# My Moka Pot Collection!



## IamOiman (Nov 13, 2018)

Hi there,

I wanted to show the many moka pots collected over the 5 years I've been in Italy. All of them were purchased at used/discount prices, and I have some pretty unique ones in it. The rarest one is the tarnished silver plated pot in the right corner of the pic, a Sabattini Alison.

The assembled moka pots are the following (from right to left and top to bottom):

Antique 6 cup moka pot

Kimbo 6 cup Neapolitan Pot

Modern 6 cup Bialetti Moka Espress

Sabattini 6 cup Alison

Unknown 4 cup Moka Pot with Glass top

Kimbo 3 cup Neapolitan Pot

Miss Lavazza 2 cup Pot

Bialetti 3 cup Robin Hood Moka Pot

Antique 3 cup Neapolitan Pot

Bialetti Venus 2 cup Moka Pot

Kimbo Copper 1 cup Pot

Bialetti la Mokina 1/2 cup Pot


----------



## coffeechap (Apr 5, 2012)

What you need is the most beautiful of all stove tops, the "atomic"


----------



## IamOiman (Nov 13, 2018)

coffeechap said:


> What you need is the most beautiful of all stove tops, the "atomic"


I'd love to get those, but the prices when I find them are killing me!


----------



## coffeechap (Apr 5, 2012)

IamOiman said:


> I'd love to get those, but the prices when I find them are killing me!


i got mine for £80 in original condition, just got lucky


----------



## urbanbumpkin (Jan 30, 2013)

Fantastic collection.


----------



## jlarkin (Apr 26, 2015)

Cracking collection!

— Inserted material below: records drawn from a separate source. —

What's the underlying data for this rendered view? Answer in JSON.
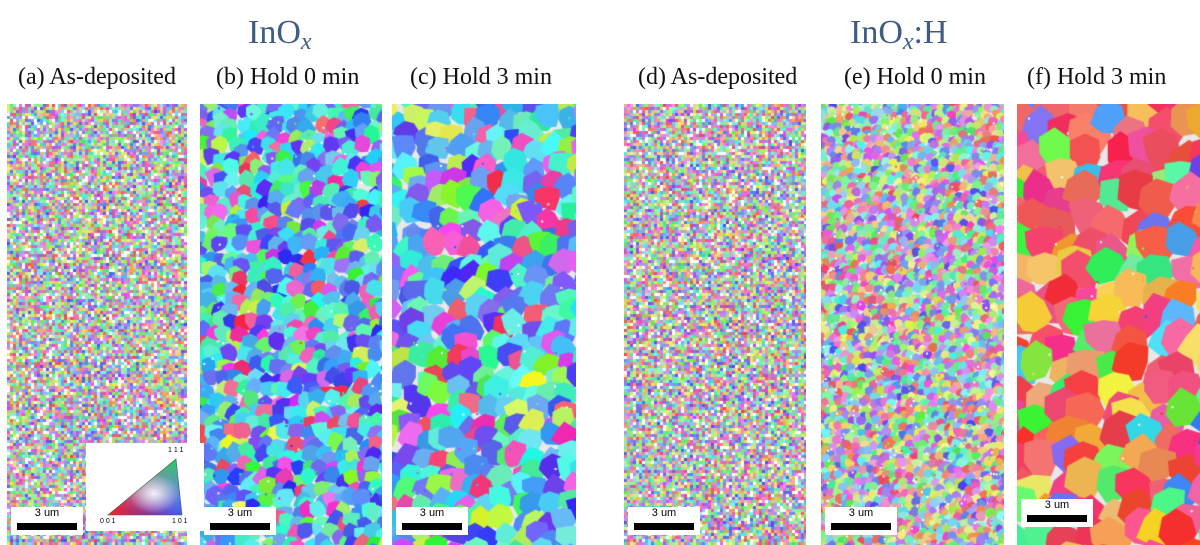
{
  "groups": {
    "left": {
      "title_main": "InO",
      "title_sub": "x",
      "title_suffix": ""
    },
    "right": {
      "title_main": "InO",
      "title_sub": "x",
      "title_suffix": ":H"
    }
  },
  "panels": [
    {
      "label": "(a) As-deposited",
      "scale_bar": "3 um"
    },
    {
      "label": "(b) Hold 0 min",
      "scale_bar": "3 um"
    },
    {
      "label": "(c) Hold 3 min",
      "scale_bar": "3 um"
    },
    {
      "label": "(d) As-deposited",
      "scale_bar": "3 um"
    },
    {
      "label": "(e) Hold 0 min",
      "scale_bar": "3 um"
    },
    {
      "label": "(f) Hold 3 min",
      "scale_bar": "3 um"
    }
  ],
  "color_key": {
    "top": "1 1 1",
    "left": "0 0 1",
    "right": "1 0 1"
  }
}
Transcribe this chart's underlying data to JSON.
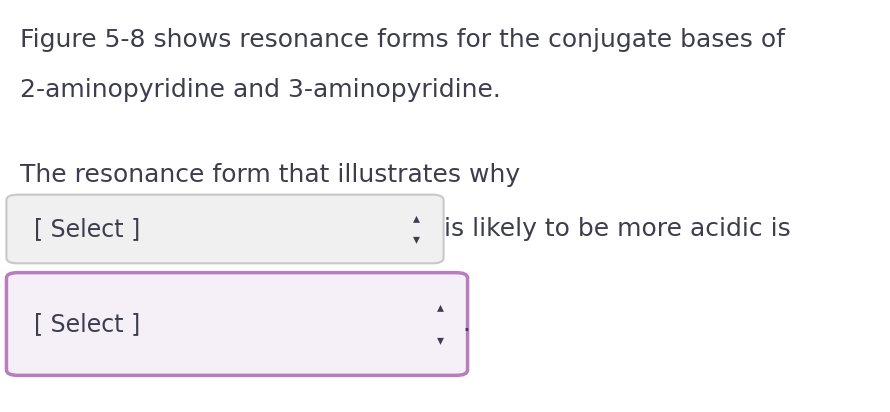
{
  "background_color": "#ffffff",
  "text_color": "#3d3d4e",
  "line1": "Figure 5-8 shows resonance forms for the conjugate bases of",
  "line2": "2-aminopyridine and 3-aminopyridine.",
  "line3": "The resonance form that illustrates why",
  "select_label": "[ Select ]",
  "inline_text": "is likely to be more acidic is",
  "period": ".",
  "dropdown1_border_color": "#c8c8c8",
  "dropdown1_fill_color": "#f0f0f0",
  "dropdown2_border_color": "#b87cbf",
  "dropdown2_fill_color": "#f5f0f7",
  "font_size_text": 18,
  "font_size_select": 17,
  "font_size_arrow": 10,
  "arrow_color": "#3d3d4e"
}
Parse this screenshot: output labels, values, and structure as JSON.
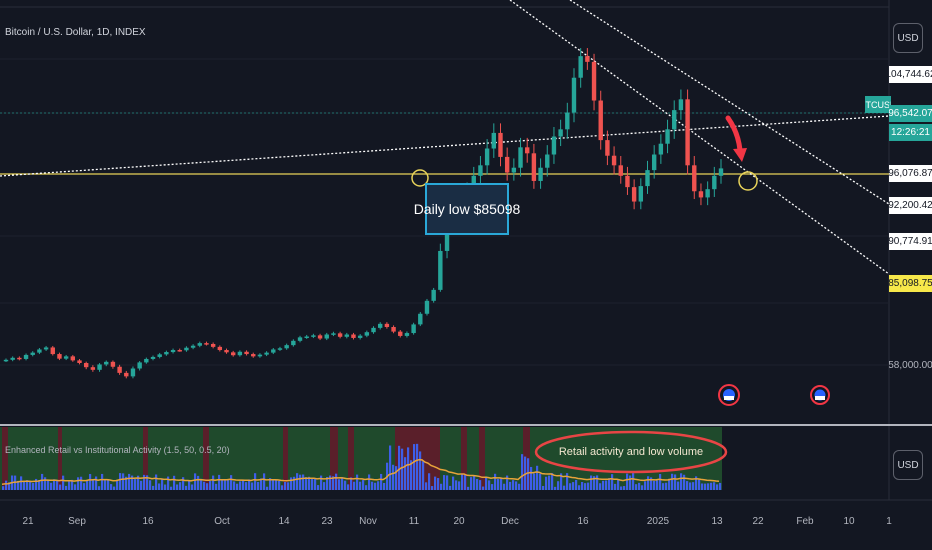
{
  "chart": {
    "symbol_title": "Bitcoin / U.S. Dollar, 1D, INDEX",
    "currency_button": "USD",
    "price_labels": {
      "top_cut": "104,744.62",
      "ticker": "BTCUSD",
      "current_price": "96,542.07",
      "countdown": "12:26:21",
      "p1": "96,076.87",
      "p2": "92,200.42",
      "p3": "90,774.91",
      "daily_low": "85,098.75",
      "axis_low": "58,000.00"
    },
    "annotations": {
      "daily_low_label": "Daily low $85098",
      "retail_label": "Retail activity and low volume"
    },
    "colors": {
      "background": "#131722",
      "up_candle": "#26a69a",
      "down_candle": "#ef5350",
      "horizontal_line": "#e8d35a",
      "trend_lines": "#ffffff",
      "arrow": "#f23645",
      "annotation_border": "#2aa8d8",
      "ellipse": "#e84545",
      "volume_bar": "#3e5ee8",
      "volume_ma": "#e8a33a",
      "panel_green": "#1f4a2c",
      "panel_red": "#5a1f2a"
    }
  },
  "indicator": {
    "title": "Enhanced Retail vs Institutional Activity (1.5, 50, 0.5, 20)",
    "currency_button": "USD"
  },
  "x_axis": {
    "labels": [
      "21",
      "Sep",
      "16",
      "Oct",
      "14",
      "23",
      "Nov",
      "11",
      "20",
      "Dec",
      "16",
      "2025",
      "13",
      "22",
      "Feb",
      "10",
      "1"
    ]
  },
  "chart_data": {
    "type": "candlestick",
    "title": "Bitcoin / U.S. Dollar, 1D, INDEX",
    "series": [
      {
        "name": "BTCUSD",
        "values": [
          59800,
          60500,
          60100,
          61500,
          62300,
          63400,
          64100,
          61800,
          60200,
          61000,
          59600,
          58700,
          57500,
          56900,
          58200,
          59100,
          57600,
          56200,
          55400,
          57200,
          58900,
          60100,
          60800,
          61700,
          62500,
          63200,
          63100,
          64000,
          64700,
          65600,
          65300,
          64300,
          63200,
          62400,
          61400,
          62600,
          61800,
          61000,
          61600,
          62300,
          63400,
          63800,
          64900,
          66400,
          67600,
          67900,
          68300,
          67200,
          68600,
          69000,
          67800,
          68600,
          67400,
          68200,
          69400,
          70900,
          72300,
          71200,
          69600,
          68100,
          69100,
          72100,
          75800,
          80300,
          84100,
          88600,
          91200,
          92800,
          93900,
          94500,
          95900,
          96800,
          98200,
          99500,
          97500,
          96200,
          96600,
          98300,
          97800,
          95400,
          96600,
          97700,
          99200,
          99800,
          101200,
          104100,
          106200,
          105600,
          102200,
          98900,
          97600,
          96800,
          95900,
          94800,
          93400,
          94900,
          96400,
          97700,
          98600,
          99800,
          101400,
          102300,
          96800,
          94400,
          93800,
          94600,
          95900,
          96542
        ]
      }
    ],
    "horizontal_level": 96076.87,
    "daily_low": 85098
  }
}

I think the Robin Hood one might be my favourite, looks fun.


----------



## L&R (Mar 8, 2018)

Good collection, I feel better when I see people with lots of coffee stuff


----------



## _shakeyjake_ (Dec 16, 2016)

coffeechap said:


> What you need is the most beautiful of all stove tops, the "atomic"
> 
> View attachment 37670


That is so cool. I just did a bit of googling, you can get one with a steam arm!


----------